I think I may have seen what could be causing the cable to break at the same place each time. However until I get a bit more time to investigate further, I can't be sure. What I did notice is there seems to be a mismatch in alignment of the pedal arm and the cable hole through the firewall. The pedal has never been out of the car, so could it just be my old eyes? The other obvious thing is there is no stop on the pedal to prevent over stretching the cable at WOT. As I'm now making my own cable, I can add a stop and adjust the cable length as needed. I am also using a thicker 5/64th cable so with any luck, I'll never have to replace it again. I'm currently having the carb end attachment machined up, so once I have that in hand, I'll take pics and update.
 
An update on progress so far;
I figured out how and what was needed to get a good working carb end fitting.

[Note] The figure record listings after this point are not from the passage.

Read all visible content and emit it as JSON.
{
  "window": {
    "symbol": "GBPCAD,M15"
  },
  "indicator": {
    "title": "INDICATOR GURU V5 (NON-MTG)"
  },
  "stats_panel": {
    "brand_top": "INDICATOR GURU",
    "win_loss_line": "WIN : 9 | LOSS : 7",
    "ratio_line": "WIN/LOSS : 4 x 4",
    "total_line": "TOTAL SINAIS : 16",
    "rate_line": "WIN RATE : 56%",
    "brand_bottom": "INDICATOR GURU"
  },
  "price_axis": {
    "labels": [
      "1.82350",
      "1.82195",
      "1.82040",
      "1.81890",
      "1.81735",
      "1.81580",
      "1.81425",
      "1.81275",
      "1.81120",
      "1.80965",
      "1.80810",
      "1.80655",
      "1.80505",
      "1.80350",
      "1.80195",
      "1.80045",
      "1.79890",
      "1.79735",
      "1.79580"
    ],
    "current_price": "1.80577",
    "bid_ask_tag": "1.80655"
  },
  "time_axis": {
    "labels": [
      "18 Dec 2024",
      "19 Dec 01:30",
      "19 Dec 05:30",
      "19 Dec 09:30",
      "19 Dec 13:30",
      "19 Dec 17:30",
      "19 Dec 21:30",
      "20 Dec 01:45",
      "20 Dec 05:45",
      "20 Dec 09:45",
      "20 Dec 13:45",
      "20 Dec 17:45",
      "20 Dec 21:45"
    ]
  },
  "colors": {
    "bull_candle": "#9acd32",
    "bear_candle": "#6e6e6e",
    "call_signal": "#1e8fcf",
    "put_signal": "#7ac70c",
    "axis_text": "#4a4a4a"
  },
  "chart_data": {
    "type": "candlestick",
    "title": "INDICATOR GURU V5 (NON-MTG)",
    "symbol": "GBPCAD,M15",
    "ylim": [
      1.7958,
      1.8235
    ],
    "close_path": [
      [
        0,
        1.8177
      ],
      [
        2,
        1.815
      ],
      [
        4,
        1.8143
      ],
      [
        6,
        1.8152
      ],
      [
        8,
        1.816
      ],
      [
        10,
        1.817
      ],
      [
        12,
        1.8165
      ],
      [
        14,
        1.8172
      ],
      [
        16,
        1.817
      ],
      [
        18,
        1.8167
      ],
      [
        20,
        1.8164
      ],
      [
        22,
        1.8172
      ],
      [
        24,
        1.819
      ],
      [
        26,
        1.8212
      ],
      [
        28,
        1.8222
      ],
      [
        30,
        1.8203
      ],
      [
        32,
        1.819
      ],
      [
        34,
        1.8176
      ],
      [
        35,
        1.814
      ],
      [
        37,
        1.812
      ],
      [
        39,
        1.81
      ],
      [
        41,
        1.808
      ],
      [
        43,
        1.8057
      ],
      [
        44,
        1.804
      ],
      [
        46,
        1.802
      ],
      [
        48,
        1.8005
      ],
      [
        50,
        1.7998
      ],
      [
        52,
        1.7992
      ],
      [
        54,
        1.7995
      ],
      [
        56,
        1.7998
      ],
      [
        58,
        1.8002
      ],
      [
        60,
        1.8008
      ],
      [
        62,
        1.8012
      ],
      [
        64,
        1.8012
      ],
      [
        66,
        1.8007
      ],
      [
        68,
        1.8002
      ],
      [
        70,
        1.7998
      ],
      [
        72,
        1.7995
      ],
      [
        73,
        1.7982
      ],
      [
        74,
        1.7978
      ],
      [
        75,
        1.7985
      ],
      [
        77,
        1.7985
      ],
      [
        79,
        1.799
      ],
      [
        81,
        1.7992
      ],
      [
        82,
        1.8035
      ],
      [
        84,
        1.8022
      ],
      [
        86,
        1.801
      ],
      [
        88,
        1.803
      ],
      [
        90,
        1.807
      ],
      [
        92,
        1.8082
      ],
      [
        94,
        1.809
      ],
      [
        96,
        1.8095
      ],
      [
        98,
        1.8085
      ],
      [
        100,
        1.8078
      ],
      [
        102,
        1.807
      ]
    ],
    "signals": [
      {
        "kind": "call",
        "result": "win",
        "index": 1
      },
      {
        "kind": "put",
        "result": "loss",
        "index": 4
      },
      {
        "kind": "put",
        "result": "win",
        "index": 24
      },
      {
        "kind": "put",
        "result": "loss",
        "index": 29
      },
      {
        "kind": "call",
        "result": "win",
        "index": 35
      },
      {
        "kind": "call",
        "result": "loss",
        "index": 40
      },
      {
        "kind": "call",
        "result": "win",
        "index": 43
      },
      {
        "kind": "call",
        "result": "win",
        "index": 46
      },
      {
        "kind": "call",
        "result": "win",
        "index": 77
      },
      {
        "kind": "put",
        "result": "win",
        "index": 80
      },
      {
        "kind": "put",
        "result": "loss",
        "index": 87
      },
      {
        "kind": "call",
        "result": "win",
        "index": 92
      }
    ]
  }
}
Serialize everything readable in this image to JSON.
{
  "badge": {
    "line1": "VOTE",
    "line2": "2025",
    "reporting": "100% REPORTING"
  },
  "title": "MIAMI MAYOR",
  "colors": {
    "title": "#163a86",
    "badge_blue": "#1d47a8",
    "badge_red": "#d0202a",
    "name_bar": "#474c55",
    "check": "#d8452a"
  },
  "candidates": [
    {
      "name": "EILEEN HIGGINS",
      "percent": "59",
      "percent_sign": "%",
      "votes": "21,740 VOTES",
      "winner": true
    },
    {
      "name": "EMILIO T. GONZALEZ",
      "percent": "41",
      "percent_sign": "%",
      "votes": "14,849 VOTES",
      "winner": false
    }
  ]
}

My first idea was simply machine a 5/16" x 2"grade 8 bolt head ( for color and strength) and then thread a 1/4" short bolt with a hole drilled through it, into it to hold the cable.
What I found was there must be a solid contact between the first plastic sleeve and the carb fitting, so I needed to grind the 1/4" bolt head round to 5/16". I had to do it this way as I don't have access to a lathe. No big deal, it's not pretty, but it works. This gave me full wot without binding the spring, so that end is DONE!
Now to pull the pedal and figure out how to attach the cable the new cable so that it is replaceable. I also need to add a stop of some sort so as not to over stretch the cable as this may have been a factor in it breaking at the same place 3 times.
Here are a few pics of progress so far.
Pic #2443 is what didn't work, first idea.
Also I noted that the bracket on the manifold needs to be adjusted as you can see there is a dip in the spring sleeve. I want to see that straight.